Он ждал. Все темнее становилось. Томила тоска. Мысли были неясны и спутаны. Голова кружилась. По телу пробегал озноб и жар.

Думал:

"Что она делает? Купила еды, пришла домой, голодных своих смертенышей кормит. Так и назвала их, — смертеныши. Сколько их? Какие они? Такие же тихонькие, как и она, моя милая смерть? Исхудалые от недоедания, беленькие, боязливые. И некрасивые, и с такими же внимательными глазами, такие же милые, как она, моя милая, моя белая смерть.

"Кормит своих смертенышей. Потом спать уложит. Потом сюда придет. Зачем?"

И вдруг любопытство зажглось в нем.

Придет, конечно. Иначе зачем проследила его до дому. Но зачем придет? Как она понимает свою задачу, эта странная дама, готовая за деньги на все условия, и даже на то, чтобы по смертям ходить?

А может быть, она и не женщина, а настоящая смерть? И придет, и вынет его душу из этого грешного и слабого тела?

Лег на диван. Укрылся пледом. Весь сотрясался в приступах жестокой и сладкой лихорадки.

Какие странные приходят в голову мысли! Она — умная и добросовестная. Взяла деньги, и хочет их заработать, и хорошо играет подсказанную ей роль.

Отчего же она такая холодная?

Да оттого, что — она бедная, голодная, усталая, больная.

Устала от работы. Так много ей работы.

"Я косила целый день, Я устала. Я больна".

Ходит, ищет, голодная, больная. Бедные смертеныши ждут, голодные ртишки разевают.

И вспомнил ее лицо, — земное, человеческое лицо моей смерти.

Такое знакомое лицо. Родные черты.

В памяти, черта за чертою, все яснее вставало ее лицо, — знакомые, родные, милые черты.

Кто же она, моя белая смерть? Не сестра ли моя?

"Тяжело мне, — я больна. Помоги мне, милый брать".

И если она — моя вечная Сестра, моя белая смерть, — то что мне до того, что она здесь, в этом воплощении, пришла ко мне в образ ищущей по объявлениям, живущей в комнате от хозяев!

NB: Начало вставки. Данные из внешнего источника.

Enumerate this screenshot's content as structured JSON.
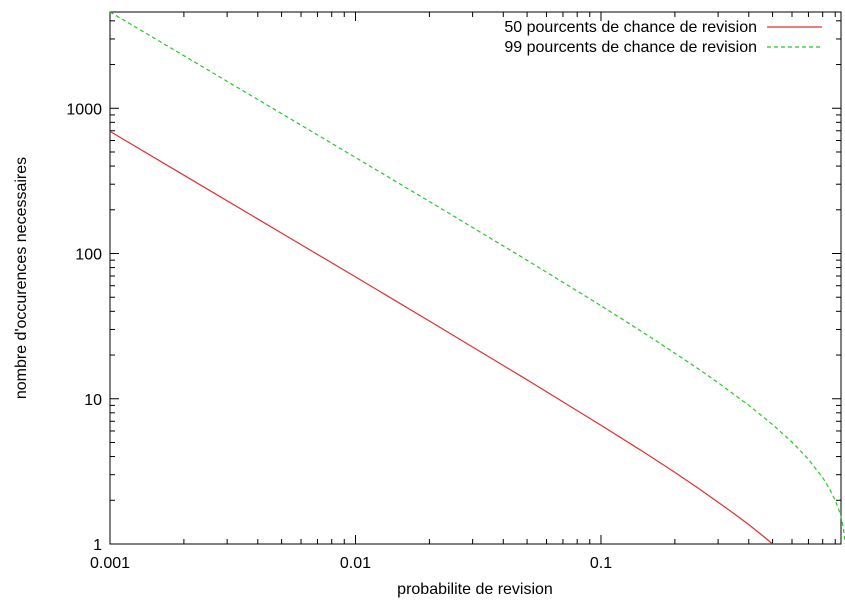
{
  "chart_data": {
    "type": "line",
    "title": "",
    "xlabel": "probabilite de revision",
    "ylabel": "nombre d'occurences necessaires",
    "xscale": "log",
    "yscale": "log",
    "xlim": [
      0.001,
      0.95
    ],
    "ylim": [
      1,
      4600
    ],
    "x_ticks": [
      0.001,
      0.01,
      0.1
    ],
    "x_tick_labels": [
      "0.001",
      "0.01",
      "0.1"
    ],
    "y_ticks": [
      1,
      10,
      100,
      1000
    ],
    "y_tick_labels": [
      "1",
      "10",
      "100",
      "1000"
    ],
    "grid": false,
    "legend_position": "top-right",
    "series": [
      {
        "name": "50 pourcents de chance de revision",
        "color": "#e03030",
        "dash": "solid",
        "x": [
          0.001,
          0.002,
          0.005,
          0.01,
          0.02,
          0.05,
          0.1,
          0.15,
          0.2,
          0.25,
          0.3,
          0.35,
          0.4,
          0.45,
          0.5
        ],
        "y": [
          692.8,
          346.2,
          138.3,
          69.0,
          34.3,
          13.5,
          6.58,
          4.27,
          3.11,
          2.41,
          1.94,
          1.61,
          1.36,
          1.16,
          1.0
        ]
      },
      {
        "name": "99 pourcents de chance de revision",
        "color": "#22cc22",
        "dash": "dashed",
        "x": [
          0.001,
          0.002,
          0.005,
          0.01,
          0.02,
          0.05,
          0.1,
          0.15,
          0.2,
          0.25,
          0.3,
          0.4,
          0.5,
          0.6,
          0.7,
          0.8,
          0.85,
          0.9,
          0.93,
          0.95,
          0.97,
          0.99
        ],
        "y": [
          4603,
          2300,
          918.7,
          458.2,
          228.0,
          89.8,
          43.7,
          28.3,
          20.6,
          16.0,
          12.9,
          9.01,
          6.64,
          5.03,
          3.83,
          2.86,
          2.43,
          2.0,
          1.73,
          1.54,
          1.31,
          1.0
        ]
      }
    ]
  }
}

Я вложил в ее руку мое бедное золото, мой скудный дар, — звонкое золото, в холодеющую руку. И взяла мое золото остывающею рукою, и возьмет мою душу. Снесет меня под темные своды, — и откроется лик Владыки, — Мой вечный лик, и Владыка — Я. Я воззвал мою душу к жизни, и смерти моей велел идти ко мне, идти за мною.

И ждал.

Была ночь. Тихо звякнул колокольчик. Никто не слышал. Резанов поспешно откинул плед. Прошел в переднюю, стараясь не шуметь.

Так резко зазвенел замок. Дверь открылась, — на пороге стояла она.

Он ступил назад, в темноту передней. Спросил, словно удивляясь:

— Это — ты? И она сказала:

— Я пришла. Это мой час. Пора.

Он замкнул за нею дверь, и пошел к себе по неосвещенным комнатам. Слышал за собою легкий шорох ее ног.

И в темноте его покоя она прильнула к нему, и поцеловала его целованием нежным и невинным.

— Кто же ты? — спросил он.

Сказала:

— Ты звал меня, и я пришла. Я не боюсь, и ты не бойся. Я дам тебе последнюю усладу жизни, — поцелуй смерти, — "и будет смерть твоя легка и слаще яда".

Спросил:

— А ты?

Ответила:

— Я сказала тебе, что сойду с твоею душою тем единственным путем, который перед нами.

— А твои смертеныши?

— Я послала их вперед, чтобы они шли перед нами, и открывали нам двери.

— Как же ты вынешь мою душу? — спросил он опять.

И она прижалась к нему нежно, и шептала:

— "Стилет остер, и сладко ранит".

И прильнула, и целовала, и ласкала. И точно ужалила, — уколола в затылок отравленным стилетом. Сладкий огонь вихрем промчался по жилам, — и уже мертвый лежал в ее объятиях.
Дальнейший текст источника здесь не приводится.